The embodiments of the invention described are exemplary and numerous modifications, variations and rearrangements can be readily envisioned to achieve substantially equivalent results, all of which are intended to be embraced within the spirit and scope of the invention. Further, the purpose of the foregoing abstract is to enable the U.S. Patent and Trademark Office and the public generally, and especially the scientist, engineers and practitioners in the art who are not familiar with patent or legal terms or phraseology, to determine quickly from a cursory inspection the nature and essence of the technical disclosure of the application.

It should be noted that the steps described in the method of use can be carried out in many different orders according to user preference. The use of “step of” should not be interpreted as “step for”, in the claims and is not intended to invoke the provisions of 35 U.S.C. § 112(f). It should also be noted that, under appropriate circumstances, considering such issues as design preference, user preferences, marketing preferences, cost, structural requirements, available materials, technological advances, etc., other methods for making medical electrodes [NOTE: e.g., different step orders within above-mentioned list, elimination or addition of certain steps, including or excluding certain maintenance steps, etc.], are taught.

Claims

1. A medical electrode comprising:

a patch;

a lead connector disposed on the patch; and

a skin adhesive disposed on the patch in electrical connection with the lead connector, wherein the skin adhesive has a high attachment phase and a low attachment phase, and wherein an initiator causes the adhesive to switch between the high attachment phase and the low attachment phase

2. The electrode of claim 1 wherein the initiator is a chemical, thermal, or photolytic initiator.

3. The electrode of claim 2 wherein the thermal initiator supplies decreased temperature or increased temperature.

4. The electrode of claim 3 wherein the thermal initiator is chloroethane.

5. The electrode of claim 4 wherein the high attachment phase has a stickiness or internal strength higher than the stickiness or internal strength of the low attachment phase.

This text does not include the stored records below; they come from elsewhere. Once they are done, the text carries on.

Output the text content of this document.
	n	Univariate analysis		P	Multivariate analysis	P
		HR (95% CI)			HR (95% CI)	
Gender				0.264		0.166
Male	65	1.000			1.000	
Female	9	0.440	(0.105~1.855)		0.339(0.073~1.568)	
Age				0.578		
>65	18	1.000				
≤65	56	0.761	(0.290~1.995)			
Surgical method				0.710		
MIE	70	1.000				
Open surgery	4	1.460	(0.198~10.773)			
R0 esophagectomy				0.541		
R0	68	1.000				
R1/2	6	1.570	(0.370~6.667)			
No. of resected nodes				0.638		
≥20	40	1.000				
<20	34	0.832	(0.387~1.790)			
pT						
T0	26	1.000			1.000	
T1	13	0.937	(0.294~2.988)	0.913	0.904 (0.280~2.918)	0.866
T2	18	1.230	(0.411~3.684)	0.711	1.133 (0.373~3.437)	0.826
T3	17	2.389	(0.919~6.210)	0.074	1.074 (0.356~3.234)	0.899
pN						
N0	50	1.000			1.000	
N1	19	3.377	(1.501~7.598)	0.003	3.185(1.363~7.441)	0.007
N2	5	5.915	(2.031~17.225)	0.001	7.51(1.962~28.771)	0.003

6. The electrode of claim 5 wherein the adhesive comprises a polymer.

7. The electrode of claim 6 wherein the polymer is conductive.

8. The electrode of claim 7 wherein the polymer comprises conductive material.

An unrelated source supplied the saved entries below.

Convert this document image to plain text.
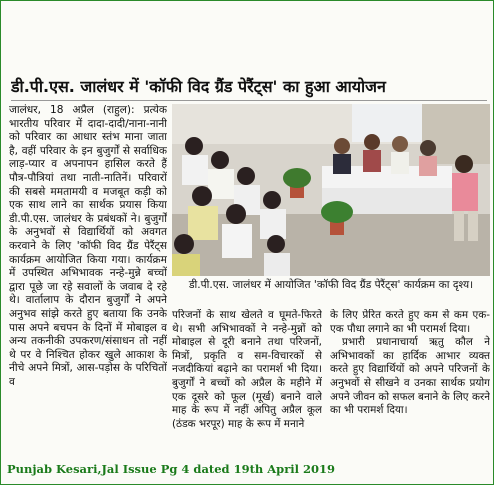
डी.पी.एस. जालंधर में 'कॉफी विद ग्रैंड पेरैंट्स' का हुआ आयोजन

जालंधर, 18 अप्रैल (राहुल): प्रत्येक भारतीय परिवार में दादा-दादी/नाना-नानी को परिवार का आधार स्तंभ माना जाता है, वहीं परिवार के इन बुजुर्गों से सर्वाधिक लाड़-प्यार व अपनापन हासिल करते हैं पौत्र-पौत्रियां तथा नाती-नातिनें। परिवारों की सबसे ममतामयी व मजबूत कड़ी को एक साथ लाने का सार्थक प्रयास किया डी.पी.एस. जालंधर के प्रबंधकों ने। बुजुर्गों के अनुभवों से विद्यार्थियों को अवगत करवाने के लिए 'कॉफी विद ग्रैंड पेरैंट्स कार्यक्रम आयोजित किया गया। कार्यक्रम में उपस्थित अभिभावक नन्हे-मुन्ने बच्चों द्वारा पूछे जा रहे सवालों के जवाब दे रहे थे। वार्तालाप के दौरान बुजुर्गों ने अपने अनुभव सांझे करते हुए बताया कि उनके पास अपने बचपन के दिनों में मोबाइल व अन्य तकनीकी उपकरण/संसाधन तो नहीं थे पर वे निश्चित होकर खुले आकाश के नीचे अपने मित्रों, आस-पड़ोस के परिचितों व

डी.पी.एस. जालंधर में आयोजित 'कॉफी विद ग्रैंड पेरैंट्स' कार्यक्रम का दृश्य।

परिजनों के साथ खेलते व घूमते-फिरते थे। सभी अभिभावकों ने नन्हे-मुन्नों को मोबाइल से दूरी बनाने तथा परिजनों, मित्रों, प्रकृति व सम-विचारकों से नजदीकियां बढ़ाने का परामर्श भी दिया। बुजुर्गों ने बच्चों को अप्रैल के महीने में एक दूसरे को फूल (मूर्ख) बनाने वाले माह के रूप में नहीं अपितु अप्रैल कूल (ठंडक भरपूर) माह के रूप में मनाने

के लिए प्रेरित करते हुए कम से कम एक-एक पौधा लगाने का भी परामर्श दिया।

प्रभारी प्रधानाचार्या ऋतु कौल ने अभिभावकों का हार्दिक आभार व्यक्त करते हुए विद्यार्थियों को अपने परिजनों के अनुभवों से सीखने व उनका सार्थक प्रयोग अपने जीवन को सफल बनाने के लिए करने का भी परामर्श दिया।

Punjab Kesari,Jal Issue Pg 4 dated 19th April 2019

9. The electrode of claim 2 wherein the photolytic initiator is UV light.

10. The electrode of claim 9 wherein the polymer is conductive.

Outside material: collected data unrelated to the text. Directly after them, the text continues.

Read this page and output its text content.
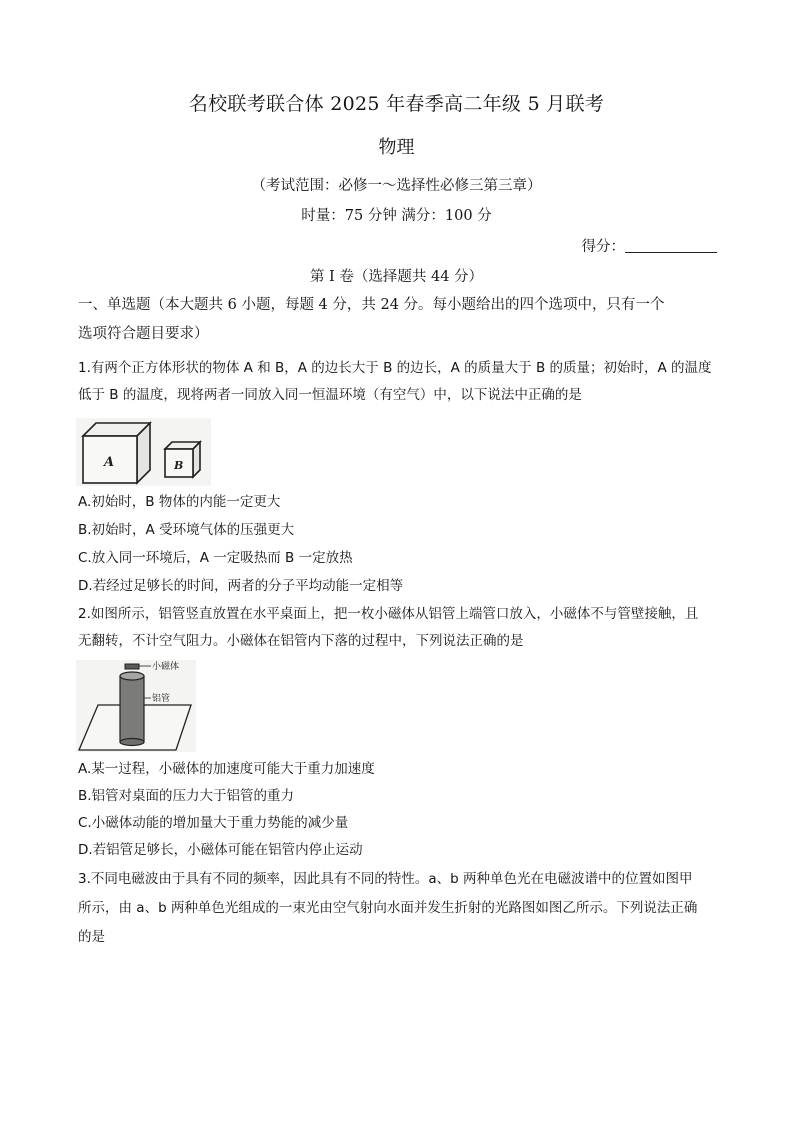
名校联考联合体 2025 年春季高二年级 5 月联考
物理
（考试范围：必修一～选择性必修三第三章）
时量：75 分钟 满分：100 分
得分：
第 I 卷（选择题共 44 分）
一、单选题（本大题共 6 小题，每题 4 分，共 24 分。每小题给出的四个选项中，只有一个
选项符合题目要求）
1.有两个正方体形状的物体 A 和 B，A 的边长大于 B 的边长，A 的质量大于 B 的质量；初始时，A 的温度
低于 B 的温度，现将两者一同放入同一恒温环境（有空气）中，以下说法中正确的是
A	B
A.初始时，B 物体的内能一定更大
B.初始时，A 受环境气体的压强更大
C.放入同一环境后，A 一定吸热而 B 一定放热
D.若经过足够长的时间，两者的分子平均动能一定相等
2.如图所示，铝管竖直放置在水平桌面上，把一枚小磁体从铝管上端管口放入，小磁体不与管壁接触，且
无翻转，不计空气阻力。小磁体在铝管内下落的过程中，下列说法正确的是
小磁体
铝管
A.某一过程，小磁体的加速度可能大于重力加速度
B.铝管对桌面的压力大于铝管的重力
C.小磁体动能的增加量大于重力势能的减少量
D.若铝管足够长，小磁体可能在铝管内停止运动
3.不同电磁波由于具有不同的频率，因此具有不同的特性。a、b 两种单色光在电磁波谱中的位置如图甲
所示，由 a、b 两种单色光组成的一束光由空气射向水面并发生折射的光路图如图乙所示。下列说法正确
的是
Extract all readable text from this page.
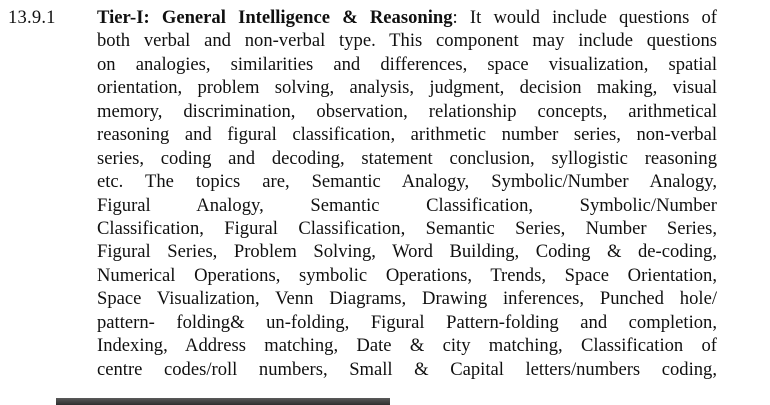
13.9.1 Tier-I: General Intelligence & Reasoning: It would include questions of
both verbal and non-verbal type. This component may include questions
on analogies, similarities and differences, space visualization, spatial
orientation, problem solving, analysis, judgment, decision making, visual
memory, discrimination, observation, relationship concepts, arithmetical
reasoning and figural classification, arithmetic number series, non-verbal
series, coding and decoding, statement conclusion, syllogistic reasoning
etc. The topics are, Semantic Analogy, Symbolic/Number Analogy,
Figural Analogy, Semantic Classification, Symbolic/Number
Classification, Figural Classification, Semantic Series, Number Series,
Figural Series, Problem Solving, Word Building, Coding & de-coding,
Numerical Operations, symbolic Operations, Trends, Space Orientation,
Space Visualization, Venn Diagrams, Drawing inferences, Punched hole/
pattern- folding& un-folding, Figural Pattern-folding and completion,
Indexing, Address matching, Date & city matching, Classification of
centre codes/roll numbers, Small & Capital letters/numbers coding,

11. A method of attaching medical electrodes comprising:

providing a medical electrode comprising:

a patch;

a lead connector disposed on the patch; and

a skin adhesive disposed on the patch in electrical connection with the lead connector, wherein the skin adhesive has a high attachment phase and a low attachment phase, and wherein an initiator causes the adhesive to switch between the high attachment phase and the low attachment phase

12. The method of claim 11 further comprising applying the patch to a patient's skin.

13. The method of claim 12 further comprising conducting a medical test.

14. The method of claim 13 followed by applying an initiator to the adhesive to cause the adhesive to transition between the high attachment phase and the low attachment phase.

15. The method of claim 14 wherein the initiator is a chemical, thermal, or photolytic initiator.

16. The method of claim 15 wherein the thermal initiator supplies decreased temperature or increased temperature.

17. The method of claim 16 wherein the thermal initiator is chloroethane.

18. The method of claim 17 wherein the high attachment phase has a stickiness or internal strength higher than the stickiness or internal strength of the low attachment phase, the adhesive comprises a polymer, and the polymer is conductive.

19. The method of claim 13 further comprising applying an initiator to the adhesive to cause the adhesive to transition between the low attachment phase and the high attachment phase.

20. The method of claim 19 wherein the adhesive comprises a conductive polymer.